Un caso clamoroso di questi ultimi tempi è stato quello dello studio scientifico sull’idrossiclorochina pubblicato sul Lancet e poi ritirato. Ma com’è possibile che anche una rivista così prestigiosa sia cascata in questo meccanismo?
«Perché in tempi di infodemia (paperdemics) la capacità di dedicare tempo alla revisione dei singoli articoli è polverizzata dall’ammontare di manoscritti che arrivano per la revisione. Quando questo si unisce alla politicizzazione del dibattito su certi temi (come quello sull’efficacia dell’idrossiclorochina), e quindi alla voglia di una parte della comunità scientifica di dimostrare come le tesi di certi politici, cospirazionisti e scienziati “fringe” siano evidentemente erronee, si finisce per accettare come solidi dei dati di cui nemmeno si conosce l’origine – fraudolenta, in questo caso – senza ulteriori verifiche, perché assecondano le nostre certezze».
Il periodo della pandemia Covid-19 è stato caratterizzato da un proliferare di fake news. Quale delle tante l’ha colpita? Come facciamo a discernere una notizia vera da una fake news se anche le più accreditate riviste possono pubblicare articoli basati su frodi?
«Intanto direi che questo periodo continua, quindi non userei un tempo passato per descriverlo. Non vi sono sciocchezze che mi hanno colpito in modo particolare, perché più che altro ho visto “riciclare in salsa Covid” le sciocchezze che i cospirazionisti di tutto il mondo usano da sempre per contestare la scienza ed attirare seguaci. Per quel che riguarda il ruolo delle riviste scientifiche, bisogna riportarlo a quello che realisticamente è: una pubblicazione su rivista segna il momento in cui la discussione scientifica comincia, perché ciò che è pubblicato è fino a quel momento ignoto alla comunità scientifica (fatti salvi gli autori e 2-3 revisori).

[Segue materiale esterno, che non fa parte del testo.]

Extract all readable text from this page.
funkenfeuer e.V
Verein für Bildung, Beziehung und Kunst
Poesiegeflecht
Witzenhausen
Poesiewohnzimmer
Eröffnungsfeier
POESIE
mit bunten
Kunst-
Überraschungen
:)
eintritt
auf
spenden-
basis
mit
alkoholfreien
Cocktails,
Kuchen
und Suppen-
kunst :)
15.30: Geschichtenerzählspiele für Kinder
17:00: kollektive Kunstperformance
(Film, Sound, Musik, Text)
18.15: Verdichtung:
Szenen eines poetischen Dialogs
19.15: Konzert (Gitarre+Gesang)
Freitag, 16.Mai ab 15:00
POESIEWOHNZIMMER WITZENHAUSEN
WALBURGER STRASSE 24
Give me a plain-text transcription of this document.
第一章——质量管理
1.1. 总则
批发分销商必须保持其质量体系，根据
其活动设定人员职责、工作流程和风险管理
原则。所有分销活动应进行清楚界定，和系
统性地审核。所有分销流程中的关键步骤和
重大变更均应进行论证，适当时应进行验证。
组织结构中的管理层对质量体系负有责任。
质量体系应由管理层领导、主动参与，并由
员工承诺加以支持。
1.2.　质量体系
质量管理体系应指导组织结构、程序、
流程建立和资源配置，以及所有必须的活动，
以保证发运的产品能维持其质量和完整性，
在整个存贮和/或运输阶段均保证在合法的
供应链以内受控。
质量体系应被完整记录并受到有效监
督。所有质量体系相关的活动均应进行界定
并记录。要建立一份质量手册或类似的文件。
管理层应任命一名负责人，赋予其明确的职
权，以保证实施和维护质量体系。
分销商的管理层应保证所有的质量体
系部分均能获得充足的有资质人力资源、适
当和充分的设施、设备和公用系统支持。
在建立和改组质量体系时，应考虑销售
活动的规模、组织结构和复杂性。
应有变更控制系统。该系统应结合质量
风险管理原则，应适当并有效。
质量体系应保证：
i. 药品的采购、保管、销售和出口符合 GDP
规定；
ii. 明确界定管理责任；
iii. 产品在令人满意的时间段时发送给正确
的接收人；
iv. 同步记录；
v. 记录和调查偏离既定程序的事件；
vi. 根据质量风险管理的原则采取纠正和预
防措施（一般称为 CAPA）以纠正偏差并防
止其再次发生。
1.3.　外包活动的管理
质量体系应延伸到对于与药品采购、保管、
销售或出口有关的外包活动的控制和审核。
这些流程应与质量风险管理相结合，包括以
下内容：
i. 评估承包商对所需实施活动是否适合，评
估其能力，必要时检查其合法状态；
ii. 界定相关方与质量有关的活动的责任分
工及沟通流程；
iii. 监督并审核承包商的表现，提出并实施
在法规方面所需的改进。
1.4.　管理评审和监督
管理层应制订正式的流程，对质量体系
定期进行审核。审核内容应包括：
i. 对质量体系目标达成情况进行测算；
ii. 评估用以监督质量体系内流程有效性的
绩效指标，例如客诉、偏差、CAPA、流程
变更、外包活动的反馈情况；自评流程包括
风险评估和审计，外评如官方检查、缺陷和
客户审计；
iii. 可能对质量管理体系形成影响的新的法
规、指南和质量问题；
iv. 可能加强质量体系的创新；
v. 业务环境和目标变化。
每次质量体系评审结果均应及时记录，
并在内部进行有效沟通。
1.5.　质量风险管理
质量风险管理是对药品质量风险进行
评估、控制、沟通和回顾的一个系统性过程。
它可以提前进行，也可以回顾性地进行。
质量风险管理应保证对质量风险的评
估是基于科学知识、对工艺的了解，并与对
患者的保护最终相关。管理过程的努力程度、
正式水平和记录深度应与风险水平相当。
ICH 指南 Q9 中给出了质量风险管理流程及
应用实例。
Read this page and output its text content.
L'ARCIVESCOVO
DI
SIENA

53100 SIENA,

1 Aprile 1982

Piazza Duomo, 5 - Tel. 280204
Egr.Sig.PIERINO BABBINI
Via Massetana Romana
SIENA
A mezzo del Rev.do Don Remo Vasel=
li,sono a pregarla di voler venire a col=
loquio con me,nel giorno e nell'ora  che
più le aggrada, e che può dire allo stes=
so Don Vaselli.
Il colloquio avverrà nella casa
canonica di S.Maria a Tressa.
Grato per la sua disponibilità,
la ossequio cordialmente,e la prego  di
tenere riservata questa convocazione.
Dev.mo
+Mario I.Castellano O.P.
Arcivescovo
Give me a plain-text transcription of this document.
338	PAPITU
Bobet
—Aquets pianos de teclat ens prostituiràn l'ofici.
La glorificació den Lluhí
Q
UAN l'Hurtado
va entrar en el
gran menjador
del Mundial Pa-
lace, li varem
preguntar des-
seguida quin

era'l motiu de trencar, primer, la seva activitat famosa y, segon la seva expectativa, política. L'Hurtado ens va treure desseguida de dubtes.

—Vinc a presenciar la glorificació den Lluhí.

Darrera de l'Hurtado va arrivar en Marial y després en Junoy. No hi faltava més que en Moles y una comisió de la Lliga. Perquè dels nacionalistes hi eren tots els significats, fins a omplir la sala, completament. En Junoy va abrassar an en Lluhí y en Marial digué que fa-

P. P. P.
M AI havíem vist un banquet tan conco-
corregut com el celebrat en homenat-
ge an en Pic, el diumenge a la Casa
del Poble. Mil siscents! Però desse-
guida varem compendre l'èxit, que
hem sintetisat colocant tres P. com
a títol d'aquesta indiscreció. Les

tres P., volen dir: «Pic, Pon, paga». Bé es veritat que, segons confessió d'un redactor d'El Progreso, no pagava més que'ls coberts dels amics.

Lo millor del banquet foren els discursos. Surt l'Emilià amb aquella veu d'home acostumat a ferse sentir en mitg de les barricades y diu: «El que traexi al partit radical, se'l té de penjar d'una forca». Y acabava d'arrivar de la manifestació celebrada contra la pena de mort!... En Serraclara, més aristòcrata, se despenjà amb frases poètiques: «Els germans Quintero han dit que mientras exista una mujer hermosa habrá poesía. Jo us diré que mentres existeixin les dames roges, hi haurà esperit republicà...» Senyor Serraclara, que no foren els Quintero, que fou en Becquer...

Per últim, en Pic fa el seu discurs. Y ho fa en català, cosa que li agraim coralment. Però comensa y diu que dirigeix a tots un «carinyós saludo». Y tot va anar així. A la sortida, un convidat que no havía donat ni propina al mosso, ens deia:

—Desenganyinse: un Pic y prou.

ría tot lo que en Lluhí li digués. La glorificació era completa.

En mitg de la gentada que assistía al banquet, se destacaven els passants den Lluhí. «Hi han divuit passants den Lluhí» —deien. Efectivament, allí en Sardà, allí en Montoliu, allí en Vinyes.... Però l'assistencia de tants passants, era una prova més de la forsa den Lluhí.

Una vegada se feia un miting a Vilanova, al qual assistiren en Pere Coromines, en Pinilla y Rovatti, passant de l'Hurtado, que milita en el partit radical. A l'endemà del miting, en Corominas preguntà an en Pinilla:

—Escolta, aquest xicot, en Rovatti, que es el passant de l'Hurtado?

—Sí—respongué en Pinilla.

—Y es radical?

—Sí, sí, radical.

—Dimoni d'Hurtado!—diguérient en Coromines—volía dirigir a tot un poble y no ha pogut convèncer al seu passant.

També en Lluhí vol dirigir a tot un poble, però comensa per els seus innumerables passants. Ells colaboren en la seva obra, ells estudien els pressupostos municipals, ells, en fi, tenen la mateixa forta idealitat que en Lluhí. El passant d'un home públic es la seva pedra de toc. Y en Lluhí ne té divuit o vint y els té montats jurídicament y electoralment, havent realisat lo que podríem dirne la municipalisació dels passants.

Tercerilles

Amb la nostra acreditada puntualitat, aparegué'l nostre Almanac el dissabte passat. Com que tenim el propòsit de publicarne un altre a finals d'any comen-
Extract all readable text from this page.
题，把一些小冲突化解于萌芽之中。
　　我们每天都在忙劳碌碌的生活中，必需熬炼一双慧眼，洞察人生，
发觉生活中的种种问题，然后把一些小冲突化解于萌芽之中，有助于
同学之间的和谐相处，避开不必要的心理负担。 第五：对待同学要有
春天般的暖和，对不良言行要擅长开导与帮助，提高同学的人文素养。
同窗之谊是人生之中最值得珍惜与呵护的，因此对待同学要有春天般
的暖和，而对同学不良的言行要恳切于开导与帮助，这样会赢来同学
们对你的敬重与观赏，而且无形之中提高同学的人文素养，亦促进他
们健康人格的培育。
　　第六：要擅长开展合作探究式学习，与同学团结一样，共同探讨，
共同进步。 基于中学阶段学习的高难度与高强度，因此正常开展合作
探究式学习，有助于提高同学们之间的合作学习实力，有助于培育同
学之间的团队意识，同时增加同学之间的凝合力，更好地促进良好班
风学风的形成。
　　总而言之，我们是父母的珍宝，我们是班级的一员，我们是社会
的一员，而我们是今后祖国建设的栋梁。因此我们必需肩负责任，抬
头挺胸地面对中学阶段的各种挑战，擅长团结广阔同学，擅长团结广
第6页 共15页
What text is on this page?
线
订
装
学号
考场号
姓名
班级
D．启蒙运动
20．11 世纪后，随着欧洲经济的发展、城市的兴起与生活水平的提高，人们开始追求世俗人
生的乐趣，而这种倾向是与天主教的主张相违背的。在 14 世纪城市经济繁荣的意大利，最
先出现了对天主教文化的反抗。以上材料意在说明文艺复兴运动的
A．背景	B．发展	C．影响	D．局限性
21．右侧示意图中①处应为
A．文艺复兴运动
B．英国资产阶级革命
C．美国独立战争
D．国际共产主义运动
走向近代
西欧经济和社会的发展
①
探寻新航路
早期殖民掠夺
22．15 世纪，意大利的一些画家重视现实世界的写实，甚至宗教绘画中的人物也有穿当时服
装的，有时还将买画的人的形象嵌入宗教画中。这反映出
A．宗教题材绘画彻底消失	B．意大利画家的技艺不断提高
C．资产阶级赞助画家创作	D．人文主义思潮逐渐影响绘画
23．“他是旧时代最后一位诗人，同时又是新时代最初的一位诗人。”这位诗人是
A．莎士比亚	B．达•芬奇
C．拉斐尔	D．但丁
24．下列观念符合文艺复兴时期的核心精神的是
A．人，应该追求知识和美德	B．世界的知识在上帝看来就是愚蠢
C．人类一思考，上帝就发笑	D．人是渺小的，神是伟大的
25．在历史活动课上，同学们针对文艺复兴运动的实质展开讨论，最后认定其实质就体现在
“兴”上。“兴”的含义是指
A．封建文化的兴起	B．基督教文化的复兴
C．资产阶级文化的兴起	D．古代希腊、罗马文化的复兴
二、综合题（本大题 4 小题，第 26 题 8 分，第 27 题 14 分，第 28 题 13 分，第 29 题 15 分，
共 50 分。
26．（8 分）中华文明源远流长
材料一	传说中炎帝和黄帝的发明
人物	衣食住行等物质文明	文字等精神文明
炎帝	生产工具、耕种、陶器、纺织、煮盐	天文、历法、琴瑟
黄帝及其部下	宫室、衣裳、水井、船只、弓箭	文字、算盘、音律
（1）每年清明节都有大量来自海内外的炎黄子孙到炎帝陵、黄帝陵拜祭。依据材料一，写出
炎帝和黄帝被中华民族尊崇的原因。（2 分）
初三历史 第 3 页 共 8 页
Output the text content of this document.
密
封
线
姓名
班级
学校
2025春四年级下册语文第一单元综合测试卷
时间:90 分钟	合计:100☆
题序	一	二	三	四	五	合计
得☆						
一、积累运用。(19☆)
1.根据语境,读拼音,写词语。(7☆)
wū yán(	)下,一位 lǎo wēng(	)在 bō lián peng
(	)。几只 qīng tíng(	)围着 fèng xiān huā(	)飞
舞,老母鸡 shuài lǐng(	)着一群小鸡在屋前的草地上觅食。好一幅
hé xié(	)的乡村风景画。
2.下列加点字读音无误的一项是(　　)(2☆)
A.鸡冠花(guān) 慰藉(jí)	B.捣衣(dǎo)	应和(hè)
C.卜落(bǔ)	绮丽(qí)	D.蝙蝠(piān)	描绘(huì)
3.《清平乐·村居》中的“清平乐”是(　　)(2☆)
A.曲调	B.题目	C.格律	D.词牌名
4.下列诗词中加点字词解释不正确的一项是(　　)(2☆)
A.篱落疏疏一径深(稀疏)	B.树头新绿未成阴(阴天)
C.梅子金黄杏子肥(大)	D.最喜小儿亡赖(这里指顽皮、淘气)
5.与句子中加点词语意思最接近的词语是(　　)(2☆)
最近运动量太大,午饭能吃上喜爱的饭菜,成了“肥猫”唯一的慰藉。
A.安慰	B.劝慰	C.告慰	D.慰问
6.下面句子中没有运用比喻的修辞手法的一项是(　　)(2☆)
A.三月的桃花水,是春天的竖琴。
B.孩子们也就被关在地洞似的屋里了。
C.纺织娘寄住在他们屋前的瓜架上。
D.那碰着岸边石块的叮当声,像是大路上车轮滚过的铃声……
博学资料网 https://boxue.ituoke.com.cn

Quindi, bisogna capire che la pubblicazione non è certificazione di verità, ma mezzo per presentare i dati alla discussione. Proprio per questo motivo, ciò che viene presentato al pubblico senza nemmeno una pubblicazione – senza cioè che ci siano dati accessibili e valutabili – va considerato solo se le evidenze in supporto siano comunque messe a disposizione del pubblico, e non affermate, senza mostrare però i dati. Direi quindi che il primo punto per discernere le fake news consiste nel verificare che la base di evidenze e dati su cui un’affermazione poggia sia a disposizione di tutti, su rivista o altrove, ma trasparente ed accessibile. Il secondo punto riguarda la verifica della condivisione fra ricercatori del settore della notizia: quanti gruppi o quanti individui, i quali siano membri attivi della comunità scientifica, confermano una data notizia, la approfondiscono o ne definiscono i limiti? Se la discussione su una notizia importante è limitata a social e gruppi online, e comunque non coinvolge un numero ampio di membri riconosciuti della comunità scientifica, meglio aspettare a valutarne la solidità. Infine, un piccolo, parziale aiuto arriva anche dall’esame del tono con cui una certa notizia è data: se è strillato, se non riferisce fonti ma gioca sulla chiave dell’emotività, è più probabile che si tratti di una notizia falsa».